Following President Joko “Jokowi” Widodo’s previous order for measures to stabilize the rupiah and reduce the current account deficit, Sri Mulyani hinted earlier this month at the ministry’s plan to work with the Industry Ministry and the Trade Ministry to identify hundreds of imported consumer goods that could be replaced by local substitutes and issue a regulation on the matter.

The Finance Ministry’s fiscal policy head Suahasil Nazara said separately that the upcoming income tax for imported consumer goods would be imposed on around 600 to 800 items currently being assessed by the ministry. However, there were no details yet on the products.

Data from the Trade Ministry show that China was Indonesia’s largest import partner in the first half of 2018, with a 27.4 percent increase yoy to $24.83 billion. The second- and third-largest import sources, Japan and Thailand, trail very far behind at $10.45 billion and $6.34 billion respectively.

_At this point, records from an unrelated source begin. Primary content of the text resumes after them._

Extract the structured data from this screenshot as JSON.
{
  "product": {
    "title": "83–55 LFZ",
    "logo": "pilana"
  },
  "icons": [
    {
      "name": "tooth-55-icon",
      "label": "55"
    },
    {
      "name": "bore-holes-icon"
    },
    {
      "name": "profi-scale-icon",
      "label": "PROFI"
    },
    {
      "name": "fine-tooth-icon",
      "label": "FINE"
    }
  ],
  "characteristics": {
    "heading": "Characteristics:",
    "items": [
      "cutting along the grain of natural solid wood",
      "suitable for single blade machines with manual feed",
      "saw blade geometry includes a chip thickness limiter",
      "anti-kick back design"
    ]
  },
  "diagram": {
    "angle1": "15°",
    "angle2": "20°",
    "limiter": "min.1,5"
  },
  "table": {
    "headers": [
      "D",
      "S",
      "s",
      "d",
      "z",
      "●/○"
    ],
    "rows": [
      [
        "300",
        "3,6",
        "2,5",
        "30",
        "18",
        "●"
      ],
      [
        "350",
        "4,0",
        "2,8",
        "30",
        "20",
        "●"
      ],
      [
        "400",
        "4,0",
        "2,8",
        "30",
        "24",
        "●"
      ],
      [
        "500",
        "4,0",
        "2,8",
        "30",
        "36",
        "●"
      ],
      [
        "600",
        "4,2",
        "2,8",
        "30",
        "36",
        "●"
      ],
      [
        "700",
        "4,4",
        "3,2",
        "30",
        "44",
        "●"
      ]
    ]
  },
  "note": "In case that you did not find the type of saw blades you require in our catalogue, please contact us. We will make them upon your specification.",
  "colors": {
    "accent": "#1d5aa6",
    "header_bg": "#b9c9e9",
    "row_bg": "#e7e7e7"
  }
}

According to data from trademap.org, electrical machinery was Indonesia’s biggest import from China at $7.87 billion, followed by machinery and mechanical appliances at $7.57 billion.

Raw commodities, such as plastics and organic chemicals, ranked the fourth and fifth most imported goods from China in 2017, with a total of $1.35 billion and $1.25 billion. Edible vegetables came in 10th position with a total of $606.25 million.

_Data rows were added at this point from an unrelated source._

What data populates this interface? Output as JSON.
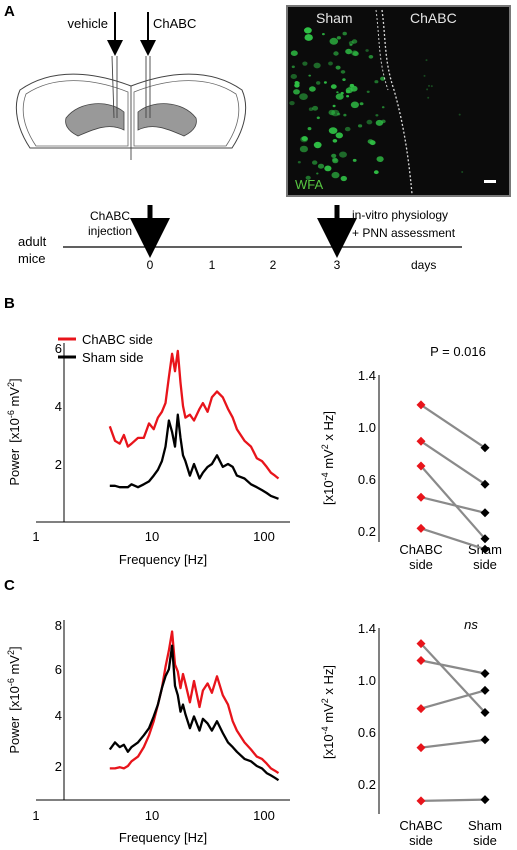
{
  "panel_a": {
    "label": "A",
    "schematic": {
      "left_injection": "vehicle",
      "right_injection": "ChABC"
    },
    "micrograph": {
      "left_label": "Sham",
      "right_label": "ChABC",
      "stain": "WFA",
      "colors": {
        "background": "#0b0b0b",
        "cells": "#2fbf45",
        "stain_label": "#57c641"
      }
    },
    "timeline": {
      "subject_line1": "adult",
      "subject_line2": "mice",
      "event_start_line1": "ChABC",
      "event_start_line2": "injection",
      "event_end_line1": "in-vitro physiology",
      "event_end_line2": "+ PNN assessment",
      "ticks": [
        "0",
        "1",
        "2",
        "3"
      ],
      "unit": "days"
    }
  },
  "panel_b": {
    "label": "B",
    "spectrum": {
      "legend": [
        "ChABC side",
        "Sham side"
      ],
      "ylabel_prefix": "Power",
      "ylabel_unit_pre": "[x10",
      "ylabel_exp": "-6",
      "ylabel_unit_mid": " mV",
      "ylabel_exp2": "2",
      "ylabel_unit_post": "]",
      "xlabel": "Frequency [Hz]",
      "yticks": [
        "2",
        "4",
        "6"
      ],
      "xticks": [
        "1",
        "10",
        "100"
      ]
    },
    "paired": {
      "annotation": "P = 0.016",
      "ylabel_pre": "[x10",
      "ylabel_exp": "-4",
      "ylabel_mid": " mV",
      "ylabel_exp2": "2",
      "ylabel_post": " x Hz]",
      "yticks": [
        "0.2",
        "0.6",
        "1.0",
        "1.4"
      ],
      "cat1_line1": "ChABC",
      "cat1_line2": "side",
      "cat2_line1": "Sham",
      "cat2_line2": "side"
    }
  },
  "panel_c": {
    "label": "C",
    "spectrum": {
      "ylabel_prefix": "Power",
      "ylabel_unit_pre": "[x10",
      "ylabel_exp": "-6",
      "ylabel_unit_mid": " mV",
      "ylabel_exp2": "2",
      "ylabel_unit_post": "]",
      "xlabel": "Frequency [Hz]",
      "yticks": [
        "2",
        "4",
        "6",
        "8"
      ],
      "xticks": [
        "1",
        "10",
        "100"
      ]
    },
    "paired": {
      "annotation": "ns",
      "ylabel_pre": "[x10",
      "ylabel_exp": "-4",
      "ylabel_mid": " mV",
      "ylabel_exp2": "2",
      "ylabel_post": " x Hz]",
      "yticks": [
        "0.2",
        "0.6",
        "1.0",
        "1.4"
      ],
      "cat1_line1": "ChABC",
      "cat1_line2": "side",
      "cat2_line1": "Sham",
      "cat2_line2": "side"
    }
  },
  "chart_data": [
    {
      "type": "line",
      "panel": "B-spectrum",
      "xscale": "log",
      "xlim": [
        1,
        140
      ],
      "ylim": [
        0,
        6
      ],
      "xlabel": "Frequency [Hz]",
      "ylabel": "Power [x10-6 mV2]",
      "legend_position": "top-left",
      "series": [
        {
          "name": "ChABC side",
          "color": "#e8141b",
          "x": [
            4.5,
            5,
            5.5,
            6,
            6.5,
            7,
            8,
            9,
            10,
            11,
            12,
            13,
            14,
            15,
            16,
            17,
            18,
            19,
            20,
            21,
            23,
            25,
            28,
            30,
            33,
            36,
            40,
            45,
            50,
            55,
            60,
            70,
            80,
            90,
            100,
            110,
            120,
            130,
            140
          ],
          "y": [
            3.3,
            2.8,
            2.7,
            3.0,
            2.6,
            2.7,
            2.9,
            2.9,
            3.4,
            3.2,
            3.6,
            3.8,
            4.1,
            5.0,
            5.8,
            5.2,
            5.9,
            4.8,
            4.0,
            3.6,
            3.7,
            3.5,
            3.9,
            4.1,
            3.8,
            4.3,
            4.5,
            4.3,
            3.9,
            3.6,
            3.2,
            2.8,
            2.6,
            2.2,
            2.1,
            1.9,
            1.7,
            1.6,
            1.5
          ]
        },
        {
          "name": "Sham side",
          "color": "#000000",
          "x": [
            4.5,
            5,
            5.5,
            6,
            6.5,
            7,
            8,
            9,
            10,
            11,
            12,
            13,
            14,
            15,
            16,
            17,
            18,
            19,
            20,
            21,
            23,
            25,
            28,
            30,
            33,
            36,
            40,
            45,
            50,
            55,
            60,
            70,
            80,
            90,
            100,
            110,
            120,
            130,
            140
          ],
          "y": [
            1.25,
            1.25,
            1.2,
            1.2,
            1.2,
            1.3,
            1.2,
            1.3,
            1.4,
            1.6,
            1.8,
            2.1,
            2.6,
            3.5,
            3.1,
            2.6,
            3.7,
            2.9,
            2.3,
            2.1,
            1.6,
            2.0,
            1.5,
            1.7,
            1.9,
            2.0,
            2.3,
            1.9,
            2.0,
            1.9,
            1.6,
            1.5,
            1.3,
            1.2,
            1.1,
            1.0,
            0.9,
            0.85,
            0.8
          ]
        }
      ]
    },
    {
      "type": "scatter",
      "panel": "B-paired",
      "categories": [
        "ChABC side",
        "Sham side"
      ],
      "ylim": [
        0.05,
        1.4
      ],
      "pairs": [
        [
          1.17,
          0.84
        ],
        [
          0.89,
          0.56
        ],
        [
          0.7,
          0.14
        ],
        [
          0.46,
          0.34
        ],
        [
          0.22,
          0.06
        ]
      ],
      "colors": {
        "ChABC": "#e8141b",
        "Sham": "#000000",
        "connector": "#8a8a8a"
      }
    },
    {
      "type": "line",
      "panel": "C-spectrum",
      "xscale": "log",
      "xlim": [
        1,
        140
      ],
      "ylim": [
        1,
        8
      ],
      "xlabel": "Frequency [Hz]",
      "ylabel": "Power [x10-6 mV2]",
      "series": [
        {
          "name": "ChABC side",
          "color": "#e8141b",
          "x": [
            4.5,
            5,
            5.5,
            6,
            6.5,
            7,
            8,
            9,
            10,
            11,
            12,
            13,
            14,
            15,
            16,
            17,
            18,
            19,
            20,
            21,
            23,
            25,
            28,
            30,
            33,
            36,
            40,
            45,
            50,
            55,
            60,
            70,
            80,
            90,
            100,
            110,
            120,
            130,
            140
          ],
          "y": [
            1.9,
            1.9,
            1.95,
            1.9,
            2.0,
            2.2,
            2.4,
            2.8,
            3.3,
            3.9,
            4.6,
            5.3,
            6.2,
            6.9,
            7.7,
            6.3,
            6.0,
            5.3,
            5.9,
            5.5,
            4.7,
            5.6,
            4.5,
            5.2,
            5.5,
            5.1,
            5.8,
            5.0,
            4.6,
            3.9,
            3.5,
            3.0,
            2.7,
            2.4,
            2.3,
            2.1,
            1.9,
            1.8,
            1.7
          ]
        },
        {
          "name": "Sham side",
          "color": "#000000",
          "x": [
            4.5,
            5,
            5.5,
            6,
            6.5,
            7,
            8,
            9,
            10,
            11,
            12,
            13,
            14,
            15,
            16,
            17,
            18,
            19,
            20,
            21,
            23,
            25,
            28,
            30,
            33,
            36,
            40,
            45,
            50,
            55,
            60,
            70,
            80,
            90,
            100,
            110,
            120,
            130,
            140
          ],
          "y": [
            2.7,
            3.0,
            2.8,
            2.9,
            2.6,
            2.8,
            3.0,
            3.3,
            3.6,
            4.1,
            4.6,
            5.3,
            5.8,
            6.1,
            7.1,
            5.4,
            5.0,
            4.3,
            4.6,
            4.2,
            3.6,
            4.1,
            3.5,
            4.0,
            3.8,
            3.5,
            3.9,
            3.4,
            3.0,
            2.8,
            2.6,
            2.3,
            2.2,
            2.0,
            1.9,
            1.7,
            1.6,
            1.5,
            1.4
          ]
        }
      ]
    },
    {
      "type": "scatter",
      "panel": "C-paired",
      "categories": [
        "ChABC side",
        "Sham side"
      ],
      "ylim": [
        0.05,
        1.4
      ],
      "pairs": [
        [
          1.28,
          0.75
        ],
        [
          1.15,
          1.05
        ],
        [
          0.78,
          0.92
        ],
        [
          0.48,
          0.54
        ],
        [
          0.07,
          0.08
        ]
      ],
      "colors": {
        "ChABC": "#e8141b",
        "Sham": "#000000",
        "connector": "#8a8a8a"
      }
    }
  ]
}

Trade Minister Enggartiasto Lukita said on Monday it would not be easy for the government to identify imported Chinese goods that could be substituted by locally made products, as there were hundreds of thousands of categories of each product.

Nevertheless, Enggartiasto said his ministry, along with the Industry Ministry and the Finance Ministry, would discuss and decide the possible local substitutes for imported products from all Indonesia’s trading partners.

Indonesia’s annual trade deficit against China has increased significantly in the past several years. Data from the Trade Ministry show the largest increase was an 80 percent jump in the trade deficit to $13 billion in 2014 from only $7.2 billion in 2013. Since then, Indonesia’s annual deficit against China has been hovering between $12 billion and $14 billion.

Between 2013 and 2017, while imports from China only increased by 3.74 percent on average every year, Indonesia’s exports to the East Asian country declined by 0.5 percent annually, the data show.

When asked for comments, Shinta Kamdani, vice chairwoman for international relations at the Indonesia Chamber of Commerce and Industry (Kadin), said it was not possible for Indonesia to entirely exclude itself from Chinese products because of the former’s weak position in the global supply chain.

However, she acknowledged that Indonesia still had high competitiveness in raw commodities, agriculture and low-technology imports, such as organic chemicals, fruits and aluminium.